Despite these problems, many interviewers persist in asking about your weaknesses. Your job is to learn the best way to handle such questions. At the very least, you should be minimising the potential damage and at best you should be turning the question around and demonstrating to the interviewer that you’re the sort of person who can not only overcome weaknesses, but by doing so achieve your goals.

One of the worst things you can do

One of the worst things you can do in response to answering this question is to say you don’t have any weaknesses. This would signal to the interviewer that you had lost some of your grip on reality and/or that you had a monstrous ego, neither of which would do you any favours.

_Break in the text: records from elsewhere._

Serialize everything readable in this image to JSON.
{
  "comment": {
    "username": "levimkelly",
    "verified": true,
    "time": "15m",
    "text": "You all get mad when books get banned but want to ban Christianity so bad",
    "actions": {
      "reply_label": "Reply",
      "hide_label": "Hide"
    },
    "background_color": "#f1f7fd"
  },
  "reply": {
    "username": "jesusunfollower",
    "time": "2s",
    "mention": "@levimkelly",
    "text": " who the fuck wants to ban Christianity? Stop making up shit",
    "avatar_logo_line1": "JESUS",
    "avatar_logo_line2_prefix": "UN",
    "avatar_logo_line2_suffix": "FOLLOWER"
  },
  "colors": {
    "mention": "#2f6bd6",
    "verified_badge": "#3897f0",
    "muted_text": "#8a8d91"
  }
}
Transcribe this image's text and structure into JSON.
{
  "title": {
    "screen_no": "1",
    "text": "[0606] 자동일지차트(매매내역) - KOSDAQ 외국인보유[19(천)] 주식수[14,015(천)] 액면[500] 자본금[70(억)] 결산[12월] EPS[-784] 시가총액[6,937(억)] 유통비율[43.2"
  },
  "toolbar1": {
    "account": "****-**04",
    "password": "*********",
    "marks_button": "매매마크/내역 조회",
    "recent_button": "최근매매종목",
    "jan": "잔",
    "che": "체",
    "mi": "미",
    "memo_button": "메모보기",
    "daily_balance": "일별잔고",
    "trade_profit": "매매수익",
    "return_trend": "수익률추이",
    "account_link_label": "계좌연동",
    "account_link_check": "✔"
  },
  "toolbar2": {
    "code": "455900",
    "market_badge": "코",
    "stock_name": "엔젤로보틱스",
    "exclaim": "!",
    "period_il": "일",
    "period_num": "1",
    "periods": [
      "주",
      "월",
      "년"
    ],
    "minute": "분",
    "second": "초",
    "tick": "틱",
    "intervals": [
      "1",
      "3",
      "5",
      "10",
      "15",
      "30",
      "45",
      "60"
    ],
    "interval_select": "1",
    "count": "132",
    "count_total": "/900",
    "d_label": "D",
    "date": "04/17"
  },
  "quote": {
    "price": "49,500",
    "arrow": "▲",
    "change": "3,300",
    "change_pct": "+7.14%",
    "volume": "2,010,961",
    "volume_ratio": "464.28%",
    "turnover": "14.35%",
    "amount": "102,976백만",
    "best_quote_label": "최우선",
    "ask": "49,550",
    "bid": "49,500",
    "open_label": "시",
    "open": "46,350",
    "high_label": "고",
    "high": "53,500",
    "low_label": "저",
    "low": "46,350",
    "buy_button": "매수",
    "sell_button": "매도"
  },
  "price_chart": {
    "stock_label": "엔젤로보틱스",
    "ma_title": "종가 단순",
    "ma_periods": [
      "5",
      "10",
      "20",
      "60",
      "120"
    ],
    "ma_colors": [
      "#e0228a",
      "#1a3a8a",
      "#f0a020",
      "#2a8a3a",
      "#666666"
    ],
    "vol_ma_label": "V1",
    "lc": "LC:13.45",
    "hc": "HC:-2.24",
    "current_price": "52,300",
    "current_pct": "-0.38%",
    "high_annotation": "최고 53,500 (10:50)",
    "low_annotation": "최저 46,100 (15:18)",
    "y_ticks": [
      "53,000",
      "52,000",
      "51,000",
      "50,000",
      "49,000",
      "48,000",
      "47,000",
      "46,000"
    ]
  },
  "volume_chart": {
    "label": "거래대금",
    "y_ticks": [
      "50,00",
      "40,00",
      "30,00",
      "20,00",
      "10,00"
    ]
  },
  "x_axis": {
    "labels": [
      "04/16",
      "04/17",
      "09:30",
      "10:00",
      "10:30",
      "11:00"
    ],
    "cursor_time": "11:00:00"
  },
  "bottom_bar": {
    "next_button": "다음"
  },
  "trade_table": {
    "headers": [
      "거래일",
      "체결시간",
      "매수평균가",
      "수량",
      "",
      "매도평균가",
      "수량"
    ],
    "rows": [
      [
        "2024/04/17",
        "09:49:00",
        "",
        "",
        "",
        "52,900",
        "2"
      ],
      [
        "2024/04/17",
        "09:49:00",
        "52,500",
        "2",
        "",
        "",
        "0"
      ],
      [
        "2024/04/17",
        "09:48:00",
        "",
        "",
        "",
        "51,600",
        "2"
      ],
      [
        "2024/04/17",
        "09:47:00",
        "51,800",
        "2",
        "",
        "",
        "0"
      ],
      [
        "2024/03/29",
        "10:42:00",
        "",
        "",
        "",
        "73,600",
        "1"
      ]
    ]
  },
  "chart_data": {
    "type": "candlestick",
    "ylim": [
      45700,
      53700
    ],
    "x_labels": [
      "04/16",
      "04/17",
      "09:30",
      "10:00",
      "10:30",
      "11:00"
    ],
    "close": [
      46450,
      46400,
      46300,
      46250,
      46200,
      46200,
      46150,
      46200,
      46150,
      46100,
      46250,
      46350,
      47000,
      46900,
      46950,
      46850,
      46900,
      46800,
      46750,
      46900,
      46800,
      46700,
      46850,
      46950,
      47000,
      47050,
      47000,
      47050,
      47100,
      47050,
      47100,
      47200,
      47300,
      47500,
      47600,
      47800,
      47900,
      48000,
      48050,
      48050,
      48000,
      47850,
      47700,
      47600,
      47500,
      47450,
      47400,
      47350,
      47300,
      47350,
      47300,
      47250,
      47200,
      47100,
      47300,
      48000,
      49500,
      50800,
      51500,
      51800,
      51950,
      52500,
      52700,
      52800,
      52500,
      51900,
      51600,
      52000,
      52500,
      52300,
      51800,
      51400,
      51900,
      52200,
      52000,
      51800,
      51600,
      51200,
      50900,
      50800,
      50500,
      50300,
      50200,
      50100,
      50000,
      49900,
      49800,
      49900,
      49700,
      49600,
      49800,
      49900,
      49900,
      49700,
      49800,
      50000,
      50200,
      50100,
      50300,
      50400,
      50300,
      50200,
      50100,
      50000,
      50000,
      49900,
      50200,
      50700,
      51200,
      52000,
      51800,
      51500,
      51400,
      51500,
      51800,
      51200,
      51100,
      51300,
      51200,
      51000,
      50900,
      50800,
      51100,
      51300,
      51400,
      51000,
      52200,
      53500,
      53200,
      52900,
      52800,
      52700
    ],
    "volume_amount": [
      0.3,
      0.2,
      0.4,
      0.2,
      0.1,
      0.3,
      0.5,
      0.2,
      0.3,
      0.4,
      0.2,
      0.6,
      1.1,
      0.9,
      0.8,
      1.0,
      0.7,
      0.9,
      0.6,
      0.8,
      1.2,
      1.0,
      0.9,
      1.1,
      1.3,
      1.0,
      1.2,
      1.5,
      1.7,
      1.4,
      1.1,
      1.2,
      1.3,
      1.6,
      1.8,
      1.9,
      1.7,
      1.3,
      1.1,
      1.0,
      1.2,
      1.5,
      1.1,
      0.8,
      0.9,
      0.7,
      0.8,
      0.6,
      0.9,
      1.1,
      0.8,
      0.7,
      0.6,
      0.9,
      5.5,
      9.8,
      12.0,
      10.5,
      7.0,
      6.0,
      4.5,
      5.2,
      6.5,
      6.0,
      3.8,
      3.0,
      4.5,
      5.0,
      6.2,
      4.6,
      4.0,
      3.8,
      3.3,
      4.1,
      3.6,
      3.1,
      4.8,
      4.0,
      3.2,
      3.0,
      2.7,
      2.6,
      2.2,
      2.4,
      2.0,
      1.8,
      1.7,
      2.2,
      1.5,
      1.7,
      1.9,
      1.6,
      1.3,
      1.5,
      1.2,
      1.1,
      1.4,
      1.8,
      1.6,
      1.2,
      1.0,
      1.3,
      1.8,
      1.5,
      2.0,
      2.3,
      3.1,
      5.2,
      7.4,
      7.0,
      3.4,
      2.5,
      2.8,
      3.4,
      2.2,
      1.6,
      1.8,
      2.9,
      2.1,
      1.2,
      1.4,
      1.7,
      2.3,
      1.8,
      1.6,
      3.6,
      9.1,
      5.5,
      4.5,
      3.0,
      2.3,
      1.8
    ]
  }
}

Here are some other things to avoid:

  • Do not offer more than one weakness and do not set off on a monumental discourse about your failings and their possible origins. Stick to one weakness unless pressed for a second.
  • Avoid talking about personality/character type weaknesses such as impatience, quickness to anger or intolerance of mistakes. Generally speaking, these types of weakness frighten employers more than skills deficiencies. Where the latter can normally be rectified with a bit of training, personality/character type weaknesses may be less easy to remedy and more difficult to deal with.
  • Do not mention things that are really going to hurt you. Mistakes you have made in the dim past should remain in the past. Don’t go digging them up—especially if you’ve learnt the error of your ways and have moved on.

Not be applying

Hopefully, you will not be applying for jobs for which you are unsuited in the first place. If, for example, you have a great fear of heights and part of the job involves working in high locations, then you shouldn’t be wasting anybody’s time by applying. However, if the same job also requires skills that you have in abundance, feel free to ring first and tell them about your situation. The employer may value those other skills and be willing to at least talk to you. Warning: If you have committed a legal offence that may be relevant to the job you’re applying for, you should investigate what your legal obligations are in terms of disclosure before attending the interview. Avoid going on hearsay. Disclosure laws are sometimes changed and may differ from state to state.